En cette fin d’année, nous publions deux nouvelles pièces d’Henning Mankell.

Le point de départ : une photo de Robert Capa prise à la Libération dans une rue de Chartres avec au premier plan une jeune femme tondue pour avoir été « fille à soldats ». H. Mankell raconte l’histoire de Simone et de l’enfant qu’elle tient dans ses bras. La pièce, traduite par Terje Sinding et créée en 2010 à Nice dans une mise en scène de Daniel Benoin, part pour une longue tournée la saison prochaine. La seconde pièce, Miles, traduite par Camilla Bouchet, relate la rencontre improbable de Steinar, propriétaire d’une casse de voitures, et du jazzman Miles Davis. Une pièce sur la musique, et ce qu’elle est capable d’ouvrir en chacun de nous. Henning Mankell est connu dans le monde entier pour ses polars. Mais, comme il le dit lui-même, le théâtre est la passion de sa vie.

Étrange concours de circonstances, car parmi les nouveaux auteurs de l’Arche, trois d’entre eux partagent l’expérience de l’écriture romanesque et se lancent aujourd’hui dans le théâtre. C’est le cas de Sara Stridsberg, Léonora Miano et Aiat Fayez.

 

Medealand de Sara Stridsberg vient de paraître à L’Arche.

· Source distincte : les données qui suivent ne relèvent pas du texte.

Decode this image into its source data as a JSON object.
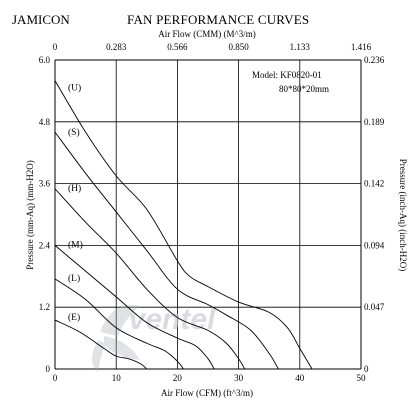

Née en Suède en 1972, Sara Stridsberg a travaillé sur les thèmes de la destruction et de l’aliénation dans la littérature, de Médée à Sarah Kane. Elle a reçu en 2007 le Grand Prix de littérature du Conseil nordique pour son roman La Faculté des rêves qui l’a révélée en France.
Chez Sara Stridsberg, Médée est un cas psychiatrique. Elle dort, allongée sur le sol dans la salle d’attente du néant. Un royaume des morts stérile. L’auteur se révèle dans l’art de glisser du mythe au cas clinique. « Une des raisons d’être de ma littérature est de faire naître le paradoxe. La littérature embrasse le monde entier et peut être un asile pour les indésirables et tous les marginaux du monde », écrit-elle. Sa pièce devient une matière vivante et crispante, qui brûle la langue et le cerveau.
Medealand est paru dans la collection « Scène ouverte » dans la traduction de Marianne Ségol-Samoy.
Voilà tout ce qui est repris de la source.